Personally, I do a four-year rotation. One reason is to avoid diseases that attack grains, particularly fusariosis. One year, I grow canola, another year, I grow soy beans and, between the two, I grow other grains. Like producers all across Canada, I try to follow the best cycle possible to minimize disease.
As for the way the current situation is affecting me, I will say that, normally, the level of canola in my silos is starting to get low, with almost no stock left. But it's surprising, but there is still some left at the moment and this creates a liquidity crisis. It started before last February or March. In fact, it is tied to the tariffs that the Chinese placed on American soy beans. The prices started to drop in May of last year. This drop affected soy beans, then canola. As a producer, I'm affected, given that canola covers 25% of the land that I farm and that soy beans cover another 25%. In both cases, the prices have dropped.

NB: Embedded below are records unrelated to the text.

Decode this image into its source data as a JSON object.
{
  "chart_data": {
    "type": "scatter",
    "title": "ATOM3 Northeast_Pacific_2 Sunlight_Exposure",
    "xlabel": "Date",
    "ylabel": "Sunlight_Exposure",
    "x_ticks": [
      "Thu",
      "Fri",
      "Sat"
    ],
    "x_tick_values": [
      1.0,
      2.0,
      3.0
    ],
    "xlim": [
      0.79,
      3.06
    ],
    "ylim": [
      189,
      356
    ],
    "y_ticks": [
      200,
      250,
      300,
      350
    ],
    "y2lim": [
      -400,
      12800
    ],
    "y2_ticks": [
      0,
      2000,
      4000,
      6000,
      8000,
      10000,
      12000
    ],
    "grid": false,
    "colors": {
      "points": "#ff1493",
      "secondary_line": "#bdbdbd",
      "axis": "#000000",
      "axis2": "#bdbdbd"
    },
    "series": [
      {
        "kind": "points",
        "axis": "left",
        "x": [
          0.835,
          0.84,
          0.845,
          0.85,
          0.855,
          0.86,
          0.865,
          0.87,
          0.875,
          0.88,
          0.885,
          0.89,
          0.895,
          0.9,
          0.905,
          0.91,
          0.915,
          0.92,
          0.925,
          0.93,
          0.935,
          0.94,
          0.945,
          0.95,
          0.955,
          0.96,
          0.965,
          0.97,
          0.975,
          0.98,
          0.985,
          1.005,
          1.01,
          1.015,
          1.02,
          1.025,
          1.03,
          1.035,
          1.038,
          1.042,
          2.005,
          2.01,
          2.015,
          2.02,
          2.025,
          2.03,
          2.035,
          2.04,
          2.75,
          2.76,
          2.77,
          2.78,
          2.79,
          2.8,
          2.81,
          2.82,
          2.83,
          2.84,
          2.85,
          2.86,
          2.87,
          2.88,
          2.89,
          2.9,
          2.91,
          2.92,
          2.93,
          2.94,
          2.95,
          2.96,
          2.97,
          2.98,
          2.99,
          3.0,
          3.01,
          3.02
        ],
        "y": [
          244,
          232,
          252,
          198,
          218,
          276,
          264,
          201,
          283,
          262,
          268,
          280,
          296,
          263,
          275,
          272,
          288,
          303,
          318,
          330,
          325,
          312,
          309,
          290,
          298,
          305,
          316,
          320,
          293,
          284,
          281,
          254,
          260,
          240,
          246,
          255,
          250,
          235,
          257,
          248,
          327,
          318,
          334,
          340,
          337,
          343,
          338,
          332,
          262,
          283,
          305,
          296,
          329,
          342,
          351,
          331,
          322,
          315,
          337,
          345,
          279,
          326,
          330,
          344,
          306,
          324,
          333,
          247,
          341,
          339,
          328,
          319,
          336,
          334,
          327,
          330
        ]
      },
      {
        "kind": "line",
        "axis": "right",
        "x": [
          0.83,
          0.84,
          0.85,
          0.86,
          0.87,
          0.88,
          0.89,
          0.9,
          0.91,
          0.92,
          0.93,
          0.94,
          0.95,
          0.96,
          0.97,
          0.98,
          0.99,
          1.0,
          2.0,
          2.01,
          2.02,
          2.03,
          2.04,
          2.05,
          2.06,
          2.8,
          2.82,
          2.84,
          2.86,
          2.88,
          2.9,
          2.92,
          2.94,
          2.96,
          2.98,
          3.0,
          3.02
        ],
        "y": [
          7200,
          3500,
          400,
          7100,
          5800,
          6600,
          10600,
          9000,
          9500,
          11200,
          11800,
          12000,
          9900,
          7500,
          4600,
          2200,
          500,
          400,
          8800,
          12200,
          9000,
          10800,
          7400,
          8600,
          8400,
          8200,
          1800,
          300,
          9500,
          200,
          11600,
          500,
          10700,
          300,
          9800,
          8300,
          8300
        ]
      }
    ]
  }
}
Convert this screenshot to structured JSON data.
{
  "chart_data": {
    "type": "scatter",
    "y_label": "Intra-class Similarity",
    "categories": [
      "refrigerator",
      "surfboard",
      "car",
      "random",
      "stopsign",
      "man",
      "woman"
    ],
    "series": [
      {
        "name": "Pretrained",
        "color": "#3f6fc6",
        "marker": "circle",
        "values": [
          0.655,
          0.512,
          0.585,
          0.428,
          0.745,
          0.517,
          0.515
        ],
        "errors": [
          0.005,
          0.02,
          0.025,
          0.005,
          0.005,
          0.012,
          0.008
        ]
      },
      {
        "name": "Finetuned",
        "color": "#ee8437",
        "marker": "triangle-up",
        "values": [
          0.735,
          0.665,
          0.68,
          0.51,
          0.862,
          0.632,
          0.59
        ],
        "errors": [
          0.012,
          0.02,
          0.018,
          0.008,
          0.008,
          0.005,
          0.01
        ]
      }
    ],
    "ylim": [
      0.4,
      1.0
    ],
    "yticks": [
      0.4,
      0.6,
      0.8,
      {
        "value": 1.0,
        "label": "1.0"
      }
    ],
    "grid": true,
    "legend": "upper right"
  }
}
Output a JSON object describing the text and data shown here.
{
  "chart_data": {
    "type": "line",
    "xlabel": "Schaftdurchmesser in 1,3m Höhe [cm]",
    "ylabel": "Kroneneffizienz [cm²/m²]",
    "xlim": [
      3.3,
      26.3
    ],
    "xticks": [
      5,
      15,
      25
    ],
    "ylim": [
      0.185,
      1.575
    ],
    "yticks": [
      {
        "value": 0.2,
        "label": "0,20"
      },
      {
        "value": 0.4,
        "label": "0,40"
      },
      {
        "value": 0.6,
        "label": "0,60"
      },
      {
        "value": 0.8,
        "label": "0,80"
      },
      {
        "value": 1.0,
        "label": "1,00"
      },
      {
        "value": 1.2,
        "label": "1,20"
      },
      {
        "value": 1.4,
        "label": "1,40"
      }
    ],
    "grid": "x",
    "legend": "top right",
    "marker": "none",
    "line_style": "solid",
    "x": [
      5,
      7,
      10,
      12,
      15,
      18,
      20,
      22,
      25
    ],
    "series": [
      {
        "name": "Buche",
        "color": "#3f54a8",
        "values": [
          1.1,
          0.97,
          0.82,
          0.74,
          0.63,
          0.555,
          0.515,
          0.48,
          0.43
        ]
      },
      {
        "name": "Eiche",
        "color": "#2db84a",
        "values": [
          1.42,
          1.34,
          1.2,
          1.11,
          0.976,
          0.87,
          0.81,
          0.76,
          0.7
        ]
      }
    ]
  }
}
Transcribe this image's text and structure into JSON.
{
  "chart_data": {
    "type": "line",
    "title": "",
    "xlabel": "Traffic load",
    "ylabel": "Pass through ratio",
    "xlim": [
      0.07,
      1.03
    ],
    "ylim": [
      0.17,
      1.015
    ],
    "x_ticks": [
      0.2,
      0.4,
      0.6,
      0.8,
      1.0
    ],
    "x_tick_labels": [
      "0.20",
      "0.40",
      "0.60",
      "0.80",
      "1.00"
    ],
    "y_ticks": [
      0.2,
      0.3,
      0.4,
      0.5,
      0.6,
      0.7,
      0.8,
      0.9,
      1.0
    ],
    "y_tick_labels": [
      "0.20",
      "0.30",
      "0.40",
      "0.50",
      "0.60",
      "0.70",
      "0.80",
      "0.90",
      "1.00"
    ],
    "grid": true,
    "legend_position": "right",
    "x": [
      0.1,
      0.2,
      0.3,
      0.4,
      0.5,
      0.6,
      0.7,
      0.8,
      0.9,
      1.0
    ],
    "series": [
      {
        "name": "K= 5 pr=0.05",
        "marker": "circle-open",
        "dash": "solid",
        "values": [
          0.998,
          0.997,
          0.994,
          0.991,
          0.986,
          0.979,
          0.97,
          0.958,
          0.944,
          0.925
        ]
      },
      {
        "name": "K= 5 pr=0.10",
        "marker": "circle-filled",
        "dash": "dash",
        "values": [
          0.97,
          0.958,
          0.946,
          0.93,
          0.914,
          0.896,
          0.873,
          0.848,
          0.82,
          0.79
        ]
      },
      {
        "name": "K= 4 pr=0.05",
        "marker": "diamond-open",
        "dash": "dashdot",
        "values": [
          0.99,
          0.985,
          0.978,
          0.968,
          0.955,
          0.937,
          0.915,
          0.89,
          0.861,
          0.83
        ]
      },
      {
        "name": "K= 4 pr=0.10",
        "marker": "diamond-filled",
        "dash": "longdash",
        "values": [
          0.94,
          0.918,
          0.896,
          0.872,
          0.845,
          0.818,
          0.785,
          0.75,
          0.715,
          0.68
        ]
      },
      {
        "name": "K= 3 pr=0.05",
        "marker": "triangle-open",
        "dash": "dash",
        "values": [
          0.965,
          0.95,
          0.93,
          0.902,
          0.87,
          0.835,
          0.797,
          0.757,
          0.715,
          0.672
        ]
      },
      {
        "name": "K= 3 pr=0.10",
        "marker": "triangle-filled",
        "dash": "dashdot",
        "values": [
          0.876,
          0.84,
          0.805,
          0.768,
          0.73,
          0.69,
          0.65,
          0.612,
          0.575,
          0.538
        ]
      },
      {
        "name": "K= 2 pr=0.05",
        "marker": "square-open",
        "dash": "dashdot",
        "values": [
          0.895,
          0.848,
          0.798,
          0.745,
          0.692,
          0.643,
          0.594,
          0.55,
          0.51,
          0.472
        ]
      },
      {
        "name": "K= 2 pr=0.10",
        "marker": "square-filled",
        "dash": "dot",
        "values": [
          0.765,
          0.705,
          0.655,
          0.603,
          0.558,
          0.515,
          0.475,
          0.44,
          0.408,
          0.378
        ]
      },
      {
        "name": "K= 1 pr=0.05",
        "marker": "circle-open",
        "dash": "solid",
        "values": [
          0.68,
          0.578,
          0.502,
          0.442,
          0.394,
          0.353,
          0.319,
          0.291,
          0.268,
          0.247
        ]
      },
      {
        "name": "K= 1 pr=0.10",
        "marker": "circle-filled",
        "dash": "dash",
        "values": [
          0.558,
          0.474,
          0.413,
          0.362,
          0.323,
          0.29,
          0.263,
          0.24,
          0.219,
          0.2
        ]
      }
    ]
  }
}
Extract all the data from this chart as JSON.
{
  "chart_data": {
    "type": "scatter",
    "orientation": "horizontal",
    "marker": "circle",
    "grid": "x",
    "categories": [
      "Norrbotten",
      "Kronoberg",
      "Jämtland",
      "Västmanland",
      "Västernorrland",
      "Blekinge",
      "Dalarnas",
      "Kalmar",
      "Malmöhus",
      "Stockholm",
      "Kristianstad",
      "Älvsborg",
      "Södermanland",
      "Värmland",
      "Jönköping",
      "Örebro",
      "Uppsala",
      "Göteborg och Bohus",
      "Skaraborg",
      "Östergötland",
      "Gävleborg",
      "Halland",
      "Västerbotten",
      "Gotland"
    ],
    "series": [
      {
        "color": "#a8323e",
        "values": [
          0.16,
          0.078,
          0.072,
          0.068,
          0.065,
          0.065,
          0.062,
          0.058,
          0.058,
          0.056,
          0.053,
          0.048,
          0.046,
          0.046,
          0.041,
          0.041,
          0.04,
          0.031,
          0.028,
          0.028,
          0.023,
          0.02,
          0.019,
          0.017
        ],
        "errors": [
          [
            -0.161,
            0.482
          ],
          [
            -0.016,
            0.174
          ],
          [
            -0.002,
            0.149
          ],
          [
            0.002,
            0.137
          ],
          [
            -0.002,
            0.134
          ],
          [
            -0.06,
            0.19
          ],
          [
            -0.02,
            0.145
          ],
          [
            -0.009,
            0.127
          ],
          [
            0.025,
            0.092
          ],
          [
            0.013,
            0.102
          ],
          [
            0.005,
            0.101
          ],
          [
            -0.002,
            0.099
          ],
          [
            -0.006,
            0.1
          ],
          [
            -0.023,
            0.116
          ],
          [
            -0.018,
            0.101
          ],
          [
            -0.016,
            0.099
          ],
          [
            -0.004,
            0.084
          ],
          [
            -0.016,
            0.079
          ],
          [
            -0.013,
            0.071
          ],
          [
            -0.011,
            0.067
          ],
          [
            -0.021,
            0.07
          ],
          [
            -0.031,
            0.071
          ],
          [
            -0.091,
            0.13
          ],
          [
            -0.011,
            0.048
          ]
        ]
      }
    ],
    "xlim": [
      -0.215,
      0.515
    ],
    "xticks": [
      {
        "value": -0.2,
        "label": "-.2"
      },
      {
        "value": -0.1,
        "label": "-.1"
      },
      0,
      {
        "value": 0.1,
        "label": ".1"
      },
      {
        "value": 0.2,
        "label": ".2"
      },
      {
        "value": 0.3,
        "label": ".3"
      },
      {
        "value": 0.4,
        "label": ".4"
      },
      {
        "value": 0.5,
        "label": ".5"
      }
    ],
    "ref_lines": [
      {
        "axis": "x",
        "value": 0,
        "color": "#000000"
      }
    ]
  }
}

I will give you an example. Under the contracts that I signed for the 2018 crops, before these crises started, I was selling canola for between $500 and $507 a ton. Currently, I'm being offered between $430 and $440 a ton. For the same 2018 harvest, that is a drop of $60 to $70 per ton. For soy beans, the situation is less pronounced, but the amounts are similar.
As for the Agri-Invest Program, we're talking about 1% of the eligible net sales. Therefore, the lower our sales are, the less support we receive from Agri-Invest. We are using our reserves. This program does not really address the problem. We become eligible for the Agri-Stability Program when losses reach 30%. I believe that 30% of Canadian producers have used that program, which we sometimes call “Agri-Disaster”.